Há três anos, minha vida mudou completamente. Não foi a primeira vez. Já havia mudado de cidade algumas vezes, desde que, aos 18 anos, deixei minha Cordeirópolis natal para estudar em Campinas. Nas três décadas seguintes, a lista só aumentou: São Paulo, Londres, Washington, Brasília, até voltar a São Paulo, e encontrar uma cidade muito melhor daquela na qual havia vivido nos anos 1990. Uma cidade mais amigável, mais bonita (se você não acha é porque não sabe como ela era nos anos 1990), onde as pessoas gostam de viver. Todo mundo? Não, claro, que não, mas eu vim para participar – e de certa forma, ajudar a disseminar – deste novo estilo de vida.

NEWSLETTER

Assine nossa newsletter para ficar por dentro de tudo o que rola no centro

E esta nova vida não envolvia só uma mudança de endereço, mas de estilo mesmo. Em Brasília, onde morava anteriormente, usava o carro todos os dias, para tudo, já que tudo é longe. Aqui, o carro só saía da garagem para viagens para fora da cidade. Esse novo estilo de vida também envolvia caminhar muito pela cidade, a melhor maneira de se locomover no Centro. E, apesar de trabalhar em casa, encontrar muitas pessoas, bater papos em cafés, encontrar os amigos no bar, frequentar teatros, cinema, shows. Enfim, aproveitar a vida urbana da qual falamos aqui no A Vida no Centro.

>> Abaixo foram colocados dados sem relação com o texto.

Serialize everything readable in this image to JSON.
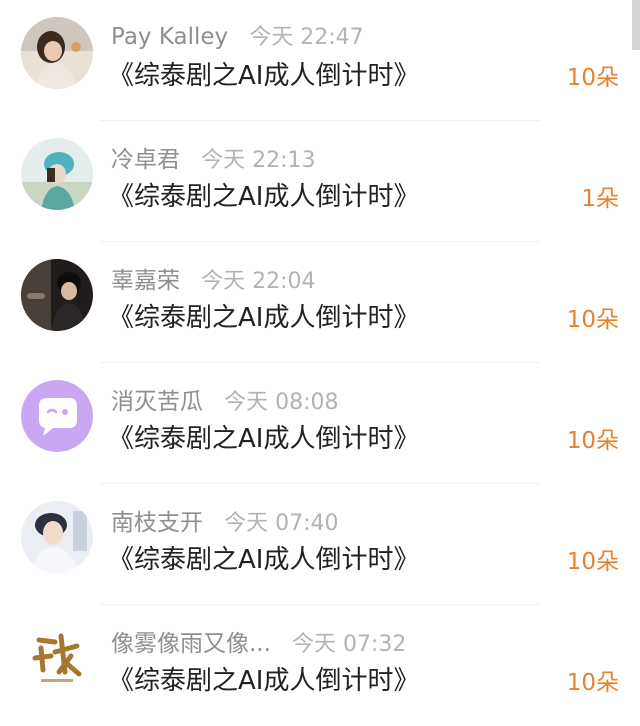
{
  "items": [
    {
      "name": "Pay Kalley",
      "time": "今天 22:47",
      "title": "《综泰剧之AI成人倒计时》",
      "count": "10朵",
      "avatar": "photo-woman-icon"
    },
    {
      "name": "冷卓君",
      "time": "今天 22:13",
      "title": "《综泰剧之AI成人倒计时》",
      "count": "1朵",
      "avatar": "photo-teal-icon"
    },
    {
      "name": "辜嘉荣",
      "time": "今天 22:04",
      "title": "《综泰剧之AI成人倒计时》",
      "count": "10朵",
      "avatar": "photo-dark-icon"
    },
    {
      "name": "消灭苦瓜",
      "time": "今天 08:08",
      "title": "《综泰剧之AI成人倒计时》",
      "count": "10朵",
      "avatar": "chat-bubble-icon"
    },
    {
      "name": "南枝支开",
      "time": "今天 07:40",
      "title": "《综泰剧之AI成人倒计时》",
      "count": "10朵",
      "avatar": "photo-man-icon"
    },
    {
      "name": "像雾像雨又像...",
      "time": "今天 07:32",
      "title": "《综泰剧之AI成人倒计时》",
      "count": "10朵",
      "avatar": "calligraphy-logo-icon"
    }
  ]
}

E agora, que não podemos sair de casa? O que mudou? Praticamente tudo, né? Há três semanas, só saio de casa para comprar comida – e apenas uma vez por semana. Cozinhar e comer em casa não é exatamente um sacrifício para quem, como eu, gosta de cozinhar. Sim. Mas todo dia? É, todo dia e sem opção não é a mesma coisa. As férias, marcadas mentalmente para junho, para conhecer as paisagens paradisíacas do Jalapão, agora não tem mais data. Quando será que voltaremos a ter confiança para pegar um avião para um lugar isolado, sem nenhuma infraestrutura de saúde?

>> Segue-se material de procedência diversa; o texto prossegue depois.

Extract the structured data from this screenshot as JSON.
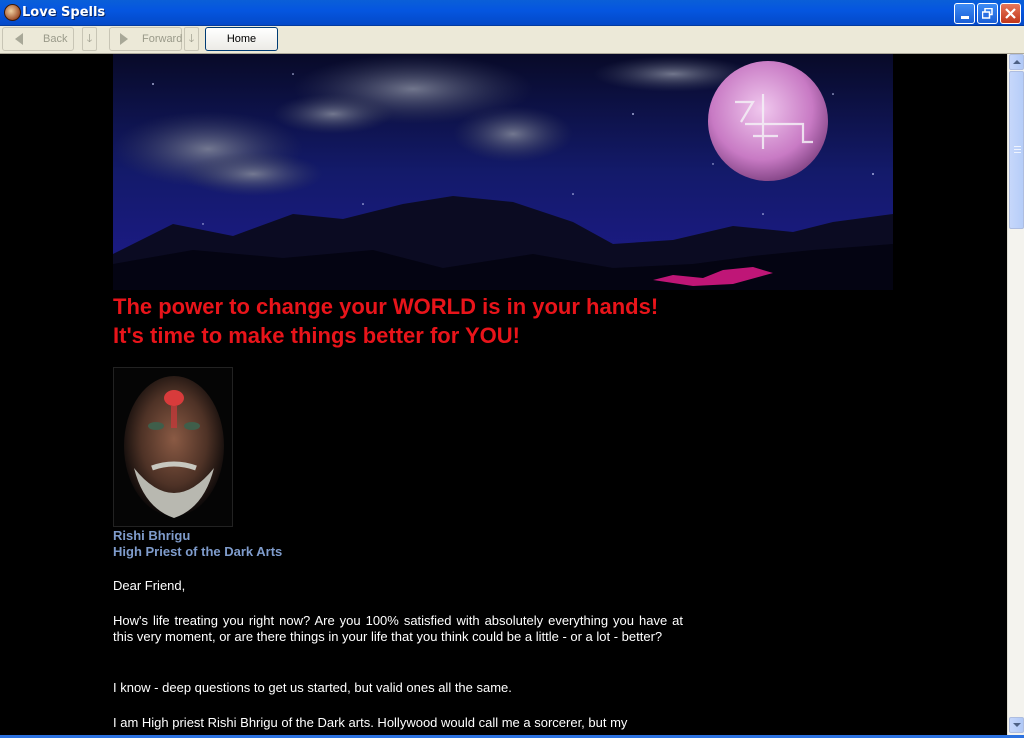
{
  "window": {
    "title": "Love Spells"
  },
  "toolbar": {
    "back_label": "Back",
    "forward_label": "Forward",
    "home_label": "Home"
  },
  "page": {
    "headline": "The power to change your WORLD is in your hands! It's time to make things better for YOU!",
    "author_name": "Rishi Bhrigu",
    "author_title": "High Priest of the Dark Arts",
    "paragraphs": [
      "Dear Friend,",
      "How's life treating you right now? Are you 100% satisfied with absolutely everything you have at this very moment, or are there things in your life that you think could be a little - or a lot - better?",
      "I know - deep questions to get us started, but valid ones all the same.",
      "I am High priest Rishi Bhrigu of the Dark arts. Hollywood would call me a sorcerer, but my"
    ]
  },
  "colors": {
    "headline": "#e8141a",
    "author": "#7f9ccc",
    "body_text": "#ffffff",
    "background": "#000000"
  },
  "icons": {
    "app": "app-icon",
    "minimize": "minimize-icon",
    "restore": "restore-icon",
    "close": "close-icon",
    "back": "back-arrow-icon",
    "forward": "forward-arrow-icon"
  }
}
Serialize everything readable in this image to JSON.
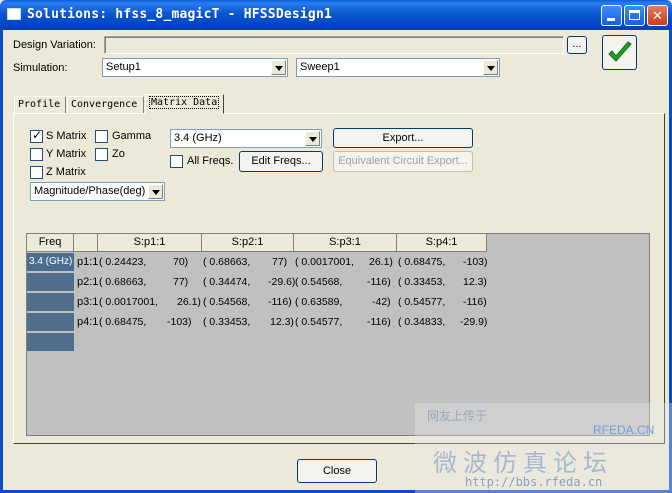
{
  "window": {
    "title": "Solutions: hfss_8_magicT - HFSSDesign1"
  },
  "form": {
    "design_variation_label": "Design Variation:",
    "design_variation_value": "",
    "browse_label": "...",
    "simulation_label": "Simulation:",
    "setup_value": "Setup1",
    "sweep_value": "Sweep1"
  },
  "tabs": [
    {
      "label": "Profile",
      "active": false
    },
    {
      "label": "Convergence",
      "active": false
    },
    {
      "label": "Matrix Data",
      "active": true
    }
  ],
  "matrix_options": {
    "s_matrix": {
      "label": "S Matrix",
      "checked": true
    },
    "y_matrix": {
      "label": "Y Matrix",
      "checked": false
    },
    "z_matrix": {
      "label": "Z Matrix",
      "checked": false
    },
    "gamma": {
      "label": "Gamma",
      "checked": false
    },
    "zo": {
      "label": "Zo",
      "checked": false
    },
    "format_value": "Magnitude/Phase(deg)",
    "freq_value": "3.4 (GHz)",
    "all_freqs": {
      "label": "All Freqs.",
      "checked": false
    },
    "edit_freqs_label": "Edit Freqs...",
    "export_label": "Export...",
    "equiv_export_label": "Equivalent Circuit Export..."
  },
  "table": {
    "freq_header": "Freq",
    "columns": [
      "S:p1:1",
      "S:p2:1",
      "S:p3:1",
      "S:p4:1"
    ],
    "freq_selected": "3.4 (GHz)",
    "rows": [
      {
        "label": "p1:1",
        "cells": [
          [
            "( 0.24423,",
            "70)"
          ],
          [
            "( 0.68663,",
            "77)"
          ],
          [
            "( 0.0017001,",
            "26.1)"
          ],
          [
            "( 0.68475,",
            "-103)"
          ]
        ]
      },
      {
        "label": "p2:1",
        "cells": [
          [
            "( 0.68663,",
            "77)"
          ],
          [
            "( 0.34474,",
            "-29.6)"
          ],
          [
            "( 0.54568,",
            "-116)"
          ],
          [
            "( 0.33453,",
            "12.3)"
          ]
        ]
      },
      {
        "label": "p3:1",
        "cells": [
          [
            "( 0.0017001,",
            "26.1)"
          ],
          [
            "( 0.54568,",
            "-116)"
          ],
          [
            "( 0.63589,",
            "-42)"
          ],
          [
            "( 0.54577,",
            "-116)"
          ]
        ]
      },
      {
        "label": "p4:1",
        "cells": [
          [
            "( 0.68475,",
            "-103)"
          ],
          [
            "( 0.33453,",
            "12.3)"
          ],
          [
            "( 0.54577,",
            "-116)"
          ],
          [
            "( 0.34833,",
            "-29.9)"
          ]
        ]
      }
    ]
  },
  "footer": {
    "close_label": "Close"
  },
  "watermark": {
    "line1": "网友上传于",
    "brand": "RFEDA.CN",
    "line2": "微波仿真论坛",
    "url": "http://bbs.rfeda.cn"
  },
  "colors": {
    "titlebar": "#0b57d0",
    "grid_bg": "#c0c0c0",
    "freq_col": "#4f6f8a",
    "ok_check": "#21a121"
  }
}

E o Carnaval de São Paulo, que havia se tornado o maior do país há apenas um mês? Qual será o seu destino? Será que nos próximos anos a pessoas se sentirão confortáveis em participar de uma festa que junta uma multidão de desconhecidos? Nesta semana, entrevistamos o historiador José Roberto Walker, que escreveu um romance histórico que se passa na época da gripe espanhola, em 1918. Foi uma pandemia que durou quase dois anos no mundo, mas em São Paulo chegou e foi embora em dois meses. Em seguida, apesar das muitas perdas, a cidade retomou seu ritmo alucinante de antes e no ano seguinte teve seu Carnaval mais animado, uma celebração da vida como nunca se viu antes.

E depois do coronavírus?

Como será desta vez? Por quanto tempo viveremos com esta ameaça? Em que medida nosso estilo de vida sociável está ameaçado? Ou será que a experiência e a consciência de que somos todos igualmente vulneráveis nos fará sair desta com um novo sentido de comunidade? Acho que pode ter um pouco disso. Mas a verdade é que não somos igualmente vulneráveis, como já se pode ver na divisão que já existe entre os que podem ficar em casa e os que são obrigados a trabalhar para que nós possamos ficar em casa em segurança. Ou, ainda pior, nos que não têm casa para ficar.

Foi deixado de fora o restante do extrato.